The state early childhood grant also supports prenatal programs and infant and toddler care for low-income families.

Pritzker pledged on the campaign trail to pave a pathway toward universal pre-K for the state’s 3- and 4-year-olds, and this budget falls short of the estimated $2.4 billion it would cost, at least according to a moonshot proposal made in January by the lame duck state board of education. The state’s school Superintendent Tony Smith stepped down at the end of January, and Pritzker has yet to name a successor.

But policymakers and advocates on Wednesday said the considerable $100 million increase is a step in the right direction for a state that has been spending less per student than many of its neighbors.
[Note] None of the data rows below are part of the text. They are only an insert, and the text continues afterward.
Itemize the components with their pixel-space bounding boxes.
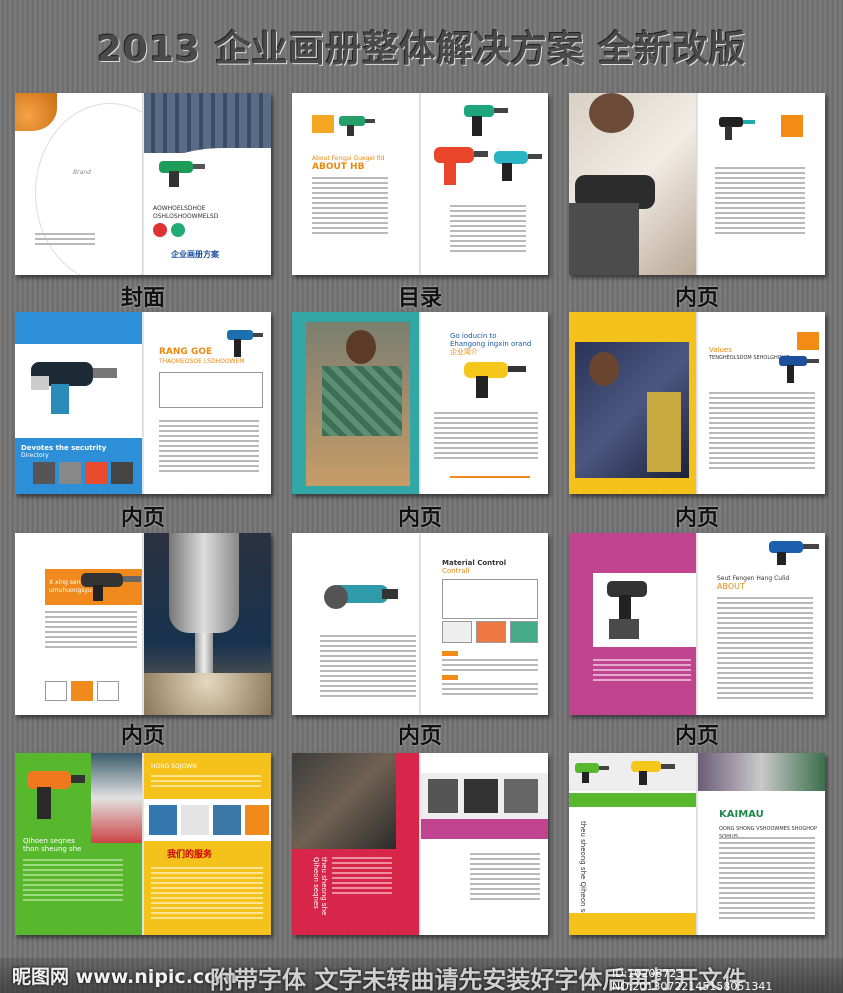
banner-title: 2013 企业画册整体解决方案 全新改版 bbox=[96, 29, 747, 70]
caption-inner-3: 内页 bbox=[397, 506, 442, 531]
toc-left: About Fengpi Guegel ltd ABOUT HB bbox=[292, 93, 420, 275]
inner-5-left: X xing seng umuhuongsyu bbox=[15, 533, 143, 715]
inner-3-left bbox=[292, 312, 420, 494]
drill-icon bbox=[779, 356, 819, 383]
hong-title: HONG SOJOWN bbox=[151, 763, 197, 770]
drill-red-icon bbox=[434, 147, 488, 185]
inner-6-left bbox=[292, 533, 420, 715]
grinder-icon bbox=[324, 585, 398, 609]
caption-inner-4: 内页 bbox=[674, 506, 719, 531]
drill-icon bbox=[159, 161, 205, 187]
go-sub: Ehangong ingxin orand bbox=[450, 340, 532, 348]
caption-inner-2: 内页 bbox=[120, 506, 165, 531]
inner-9-left: theu sheong she Qiheon seqnes bbox=[292, 753, 420, 935]
drill-icon bbox=[769, 541, 819, 565]
spread-inner-5: X xing seng umuhuongsyu bbox=[15, 533, 271, 715]
watermark-bar: 昵图网 www.nipic.com 附带字体 文字未转曲请先安装好字体后再打开文… bbox=[0, 958, 843, 993]
wo-title: 我们的服务 bbox=[167, 850, 213, 860]
cover-line2: OSHLOSHOOWMELSD bbox=[153, 213, 219, 220]
inner-8-left: Qihoen seqnes thon sheung she bbox=[15, 753, 143, 935]
inner-7-left bbox=[569, 533, 697, 715]
cover-front: AOWHOELSDHOE OSHLOSHOOWMELSD 企业画册方案 bbox=[143, 93, 271, 275]
spread-inner-9: theu sheong she Qiheon seqnes bbox=[292, 753, 548, 935]
drill-yellow-icon bbox=[631, 761, 675, 785]
inner-3-right: Go ioducin to Ehangong ingxin orand 企业简介 bbox=[420, 312, 548, 494]
spread-toc: About Fengpi Guegel ltd ABOUT HB bbox=[292, 93, 548, 275]
caption-toc: 目录 bbox=[397, 286, 442, 311]
caption-inner-1: 内页 bbox=[674, 286, 719, 311]
inner-2-right: RANG GOE THAOMEOSOE LSDHOOWEM bbox=[143, 312, 271, 494]
site-watermark: 昵图网 www.nipic.com bbox=[12, 966, 238, 988]
drill-icon bbox=[81, 573, 141, 601]
devotes-title: Devotes the secutrity bbox=[21, 444, 107, 452]
spread-cover: Brand AOWHOELSDHOE OSHLOSHOOWMELSD 企业画册方… bbox=[15, 93, 271, 275]
inner-2-left: Devotes the secutrity Directory bbox=[15, 312, 143, 494]
drill-teal-icon bbox=[494, 151, 542, 181]
go-title: Go ioducin to bbox=[450, 332, 497, 340]
drill-icon bbox=[719, 117, 755, 140]
spread-inner-8: Qihoen seqnes thon sheung she HONG SOJOW… bbox=[15, 753, 271, 935]
cordless-drill-icon bbox=[607, 581, 647, 639]
caption-inner-6: 内页 bbox=[397, 724, 442, 749]
cover-line1: AOWHOELSDHOE bbox=[153, 205, 206, 212]
cover-back: Brand bbox=[15, 93, 143, 275]
caption-inner-5: 内页 bbox=[120, 724, 165, 749]
drill-icon bbox=[575, 763, 609, 783]
cover-brand: Brand bbox=[73, 169, 91, 176]
material-sub: Contrall bbox=[442, 567, 470, 575]
qihoen-sub: thon sheung she bbox=[23, 845, 82, 853]
inner-1-text bbox=[697, 93, 825, 275]
photo-drilling bbox=[569, 93, 697, 275]
drill-icon bbox=[464, 105, 508, 136]
inner-9-right bbox=[420, 753, 548, 935]
inner-7-right: Seut Fengen Hang Culid ABOUT bbox=[697, 533, 825, 715]
about-pink-sub: ABOUT bbox=[717, 582, 745, 591]
spread-inner-1 bbox=[569, 93, 825, 275]
hammer-drill-icon bbox=[31, 362, 117, 414]
spread-back-cover: theu sheong she Qiheon seqnes KAIMAU QON… bbox=[569, 753, 825, 935]
back-left: theu sheong she Qiheon seqnes bbox=[569, 753, 697, 935]
vertical-text: theu sheong she Qiheon seqnes bbox=[312, 857, 328, 916]
inner-4-right: Values TENGHEOLSDOM SEHOLGHOWE bbox=[697, 312, 825, 494]
go-cn: 企业简介 bbox=[450, 348, 478, 356]
spread-inner-2: Devotes the secutrity Directory RANG GOE… bbox=[15, 312, 271, 494]
spread-inner-4: Values TENGHEOLSDOM SEHOLGHOWE bbox=[569, 312, 825, 494]
drill-icon bbox=[227, 330, 263, 357]
inner-6-right: Material Control Contrall bbox=[420, 533, 548, 715]
spread-inner-6: Material Control Contrall bbox=[292, 533, 548, 715]
spread-inner-3: Go ioducin to Ehangong ingxin orand 企业简介 bbox=[292, 312, 548, 494]
cover-logo: 企业画册方案 bbox=[171, 250, 219, 259]
toc-title: ABOUT HB bbox=[312, 162, 365, 172]
caption-inner-7: 内页 bbox=[674, 724, 719, 749]
photo-drill-bit bbox=[143, 533, 271, 715]
material-title: Material Control bbox=[442, 559, 507, 567]
rang-title: RANG GOE bbox=[159, 347, 213, 357]
toc-right bbox=[420, 93, 548, 275]
image-id: ID:10206723 NO:20130722145158051341 bbox=[612, 967, 773, 993]
drill-yellow-icon bbox=[464, 362, 526, 398]
devotes-sub: Directory bbox=[21, 452, 49, 459]
values-title: Values bbox=[709, 346, 732, 354]
spread-inner-7: Seut Fengen Hang Culid ABOUT bbox=[569, 533, 825, 715]
drill-icon bbox=[339, 116, 375, 136]
kaimau-title: KAIMAU bbox=[719, 809, 764, 820]
back-right: KAIMAU QONG SHONG VSHOOWMES SHOGHOP SOHU… bbox=[697, 753, 825, 935]
qihoen-title: Qihoen seqnes bbox=[23, 837, 75, 845]
drill-orange-icon bbox=[27, 771, 85, 819]
caption-cover: 封面 bbox=[120, 286, 165, 311]
inner-8-right: HONG SOJOWN 我们的服务 bbox=[143, 753, 271, 935]
inner-4-left bbox=[569, 312, 697, 494]
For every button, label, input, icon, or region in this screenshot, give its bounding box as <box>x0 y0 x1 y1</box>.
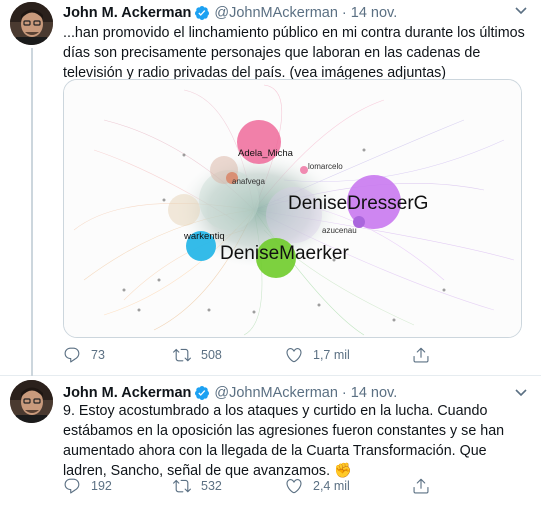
verified-badge-icon <box>194 385 210 401</box>
reply-count: 73 <box>91 348 105 362</box>
share-button[interactable] <box>412 477 432 495</box>
reply-icon <box>64 347 80 363</box>
avatar[interactable] <box>10 380 53 423</box>
node-label-maerker: DeniseMaerker <box>220 243 349 264</box>
avatar[interactable] <box>10 2 53 45</box>
retweet-icon <box>173 479 191 493</box>
heart-icon <box>286 479 302 494</box>
share-button[interactable] <box>412 346 432 364</box>
like-button[interactable]: 2,4 mil <box>285 477 412 495</box>
author-handle[interactable]: @JohnMAckerman <box>214 385 338 401</box>
node-label-azucena: azucenau <box>322 226 357 235</box>
node-label-warkentin: warkentiq <box>184 231 225 242</box>
share-icon <box>413 347 429 363</box>
retweet-button[interactable]: 508 <box>173 346 285 364</box>
tweet[interactable]: John M. Ackerman @JohnMAckerman · 14 nov… <box>0 376 541 512</box>
tweet-date[interactable]: 14 nov. <box>351 385 398 401</box>
heart-icon <box>286 348 302 363</box>
author-name[interactable]: John M. Ackerman <box>63 5 191 21</box>
node-label-adela: Adela_Micha <box>238 148 293 159</box>
tweet-actions: 73 508 1,7 mil <box>63 345 453 365</box>
tweet-header: John M. Ackerman @JohnMAckerman · 14 nov… <box>63 4 397 22</box>
like-button[interactable]: 1,7 mil <box>285 346 412 364</box>
share-icon <box>413 478 429 494</box>
reply-count: 192 <box>91 479 112 493</box>
tweet[interactable]: John M. Ackerman @JohnMAckerman · 14 nov… <box>0 0 541 376</box>
tweet-text: ...han promovido el linchamiento público… <box>63 25 525 81</box>
retweet-count: 508 <box>201 348 222 362</box>
separator-dot: · <box>341 5 347 21</box>
tweet-date[interactable]: 14 nov. <box>351 5 398 21</box>
retweet-icon <box>173 348 191 362</box>
node-label-lomarcelo: lomarcelo <box>308 162 343 171</box>
tweet-actions: 192 532 2,4 mil <box>63 476 453 496</box>
attached-image[interactable]: Adela_Micha anafvega lomarcelo DeniseDre… <box>63 79 522 338</box>
reply-button[interactable]: 192 <box>63 477 173 495</box>
reply-button[interactable]: 73 <box>63 346 173 364</box>
chevron-down-icon[interactable] <box>515 4 527 18</box>
like-count: 2,4 mil <box>313 479 350 493</box>
separator-dot: · <box>341 385 347 401</box>
tweet-header: John M. Ackerman @JohnMAckerman · 14 nov… <box>63 384 397 402</box>
tweet-text: 9. Estoy acostumbrado a los ataques y cu… <box>63 403 505 479</box>
like-count: 1,7 mil <box>313 348 350 362</box>
thread-connector <box>31 48 33 376</box>
verified-badge-icon <box>194 5 210 21</box>
retweet-count: 532 <box>201 479 222 493</box>
node-label-dresser: DeniseDresserG <box>288 193 429 214</box>
node-label-anafvega: anafvega <box>232 177 265 186</box>
author-name[interactable]: John M. Ackerman <box>63 385 191 401</box>
author-handle[interactable]: @JohnMAckerman <box>214 5 338 21</box>
chevron-down-icon[interactable] <box>515 386 527 400</box>
retweet-button[interactable]: 532 <box>173 477 285 495</box>
reply-icon <box>64 478 80 494</box>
According to the National Institute for Early Education Research, Illinois spent $4,226 per young learner in 2016-2017 compared with a national average that topped $5,000. Seven states spent $7,000 or more.   

“This is a big amount in one year, but also it is what we think is needed to move programs forward, and we’re excited to see it,” said Ireta Gasner, vice president of policy at the Ounce of Prevention, an early-education advocacy group

One item Gasner said she hoped to hear, but didn’t, was increased spending on home visiting programs for families with new babies. Spending on such programs next year will remain flat under Pritzker’s proposal. Home visiting has been suggested as one antidote to the state’s troublingly high maternal mortality rates. An October report from the state’s public health department found that 72 percent of pregnancy-related deaths in Illinois were preventable.

“Overall, we still have a long way to go to serve our youngest families and youngest children,” she said.  

In addition to the $100 million, Pritzker’s office reportedly also will add $7 million to early intervention services for young learners with disabilities and set aside $107 million to help buffer the impact of his new minimum wage increase on daycare center owners and other child care providers who operate on thin margins.

On Tuesday, Pritzker signed into a law a minimum wage increase to $15 an hour.

Illinois faces a critical staffing shortage of preschool providers, and several operators have warned that they face mounting pressures from staff turnover, increased regulations, and stagnant reimbursement rates.